As Toby Keith said in his ode to Robert Leo Huselman's iconic drinkware, the red SOLO cup is "more than just plastic, you're more than amazing, you're more than fantastic" (via YouTube). This certainly rings true once you hear about the many purposes for the boldly-colored receptacle's original design, which consisted of a set of three lines around the one, five, and 12-oz measurements on the cup. In an email to Politifact, director of communications for SOLO's parent company, Dart Container Corporation, Margo Burrage explained that the actual, original reason behind the trio of lines was to prevent slippage while holding the cup. However, over the years, the design has gone on to "mean something different for everyone" (via SOLO).

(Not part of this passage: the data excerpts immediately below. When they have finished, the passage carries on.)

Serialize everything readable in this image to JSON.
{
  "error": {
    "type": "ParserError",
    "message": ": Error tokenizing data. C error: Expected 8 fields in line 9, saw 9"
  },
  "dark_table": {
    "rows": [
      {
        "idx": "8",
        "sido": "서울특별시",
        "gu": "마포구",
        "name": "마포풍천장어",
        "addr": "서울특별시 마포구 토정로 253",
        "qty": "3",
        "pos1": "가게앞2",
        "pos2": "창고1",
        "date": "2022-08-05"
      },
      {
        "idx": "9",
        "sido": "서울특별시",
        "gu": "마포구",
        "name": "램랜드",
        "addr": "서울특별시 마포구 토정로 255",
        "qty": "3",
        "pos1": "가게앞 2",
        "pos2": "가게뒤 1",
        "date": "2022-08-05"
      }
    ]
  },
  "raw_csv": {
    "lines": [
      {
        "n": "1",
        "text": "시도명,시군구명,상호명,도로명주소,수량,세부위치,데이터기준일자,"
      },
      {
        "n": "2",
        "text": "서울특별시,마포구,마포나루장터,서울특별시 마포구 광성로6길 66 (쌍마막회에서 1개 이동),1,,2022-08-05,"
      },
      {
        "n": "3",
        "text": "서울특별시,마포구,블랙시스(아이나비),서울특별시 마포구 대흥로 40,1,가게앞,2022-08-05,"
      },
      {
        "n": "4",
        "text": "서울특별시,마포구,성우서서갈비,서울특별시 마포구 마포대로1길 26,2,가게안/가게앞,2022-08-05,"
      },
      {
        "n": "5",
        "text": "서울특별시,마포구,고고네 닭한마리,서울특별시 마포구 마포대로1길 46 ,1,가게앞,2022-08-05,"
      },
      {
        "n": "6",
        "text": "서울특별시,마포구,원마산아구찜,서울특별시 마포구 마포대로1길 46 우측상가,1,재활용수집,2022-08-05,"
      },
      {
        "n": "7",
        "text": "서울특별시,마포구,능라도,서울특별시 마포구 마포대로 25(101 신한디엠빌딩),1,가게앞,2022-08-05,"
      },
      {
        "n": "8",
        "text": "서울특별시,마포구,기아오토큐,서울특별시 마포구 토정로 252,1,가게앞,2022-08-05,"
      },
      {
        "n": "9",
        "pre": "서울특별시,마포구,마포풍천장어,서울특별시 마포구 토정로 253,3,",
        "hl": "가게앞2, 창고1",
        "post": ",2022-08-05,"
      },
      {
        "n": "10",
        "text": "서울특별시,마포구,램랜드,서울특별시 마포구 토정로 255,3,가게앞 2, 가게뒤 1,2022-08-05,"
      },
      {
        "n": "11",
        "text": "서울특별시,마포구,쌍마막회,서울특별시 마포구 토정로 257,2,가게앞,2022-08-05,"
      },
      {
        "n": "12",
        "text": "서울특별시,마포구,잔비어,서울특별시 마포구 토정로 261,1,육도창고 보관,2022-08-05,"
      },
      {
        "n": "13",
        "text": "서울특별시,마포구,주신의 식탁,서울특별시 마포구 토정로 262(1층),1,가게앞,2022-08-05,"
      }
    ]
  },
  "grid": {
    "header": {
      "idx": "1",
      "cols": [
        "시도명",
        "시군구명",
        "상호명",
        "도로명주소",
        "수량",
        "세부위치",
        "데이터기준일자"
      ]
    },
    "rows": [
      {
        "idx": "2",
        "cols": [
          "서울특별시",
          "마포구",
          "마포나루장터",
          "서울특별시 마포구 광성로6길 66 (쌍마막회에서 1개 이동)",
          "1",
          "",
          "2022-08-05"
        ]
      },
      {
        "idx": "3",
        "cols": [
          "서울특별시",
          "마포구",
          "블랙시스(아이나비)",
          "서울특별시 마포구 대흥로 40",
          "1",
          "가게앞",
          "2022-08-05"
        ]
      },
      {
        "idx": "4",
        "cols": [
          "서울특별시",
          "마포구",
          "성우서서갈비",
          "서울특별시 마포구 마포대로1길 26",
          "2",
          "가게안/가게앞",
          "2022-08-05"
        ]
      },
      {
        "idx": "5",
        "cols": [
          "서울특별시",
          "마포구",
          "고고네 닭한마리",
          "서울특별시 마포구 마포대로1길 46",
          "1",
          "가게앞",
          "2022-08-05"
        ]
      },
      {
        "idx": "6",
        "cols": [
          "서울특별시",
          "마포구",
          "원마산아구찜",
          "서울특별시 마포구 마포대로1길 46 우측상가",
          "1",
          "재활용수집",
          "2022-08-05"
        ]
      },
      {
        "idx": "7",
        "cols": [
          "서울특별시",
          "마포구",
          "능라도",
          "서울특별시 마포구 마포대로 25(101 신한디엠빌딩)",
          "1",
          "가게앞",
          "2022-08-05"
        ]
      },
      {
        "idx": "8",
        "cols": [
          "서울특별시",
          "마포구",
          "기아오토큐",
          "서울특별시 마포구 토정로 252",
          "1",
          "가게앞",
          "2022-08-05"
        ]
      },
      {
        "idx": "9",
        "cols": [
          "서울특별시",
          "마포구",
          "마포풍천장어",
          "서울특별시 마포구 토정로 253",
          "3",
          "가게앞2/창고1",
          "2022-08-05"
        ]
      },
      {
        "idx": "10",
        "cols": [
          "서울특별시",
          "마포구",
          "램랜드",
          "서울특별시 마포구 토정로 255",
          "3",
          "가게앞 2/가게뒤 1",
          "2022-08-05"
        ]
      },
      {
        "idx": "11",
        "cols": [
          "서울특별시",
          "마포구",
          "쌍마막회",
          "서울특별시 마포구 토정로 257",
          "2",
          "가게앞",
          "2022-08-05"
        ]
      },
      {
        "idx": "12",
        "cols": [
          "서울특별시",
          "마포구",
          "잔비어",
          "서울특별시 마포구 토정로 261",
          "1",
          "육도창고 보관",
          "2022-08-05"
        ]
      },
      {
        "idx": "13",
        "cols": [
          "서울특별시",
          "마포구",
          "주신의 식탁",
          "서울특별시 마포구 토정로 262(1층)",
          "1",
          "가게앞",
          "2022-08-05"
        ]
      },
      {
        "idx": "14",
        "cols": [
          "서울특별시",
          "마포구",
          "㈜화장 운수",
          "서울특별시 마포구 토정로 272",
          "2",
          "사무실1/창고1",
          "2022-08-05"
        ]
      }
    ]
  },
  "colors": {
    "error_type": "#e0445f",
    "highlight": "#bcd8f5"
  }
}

A graphic posted to the company's Facebook page back in 2012 claimed that the bottom line on the cup was to help measure chocolate syrup for the perfect glass of chocolate milk, though it could also be used for mouthwash. SOLO suggested that the 5-ounce line marked the recommended juice serving for youngsters, but could also be used to measure cereal. Meanwhile, many used the 12-oz marking as a guide to how much water they should drink five times a day, though the company claimed that it could also be helpful in curating a delicious Shirley Temple. And while not their original purpose, the company does support the idea of using the lines to pour a responsible drink, as well.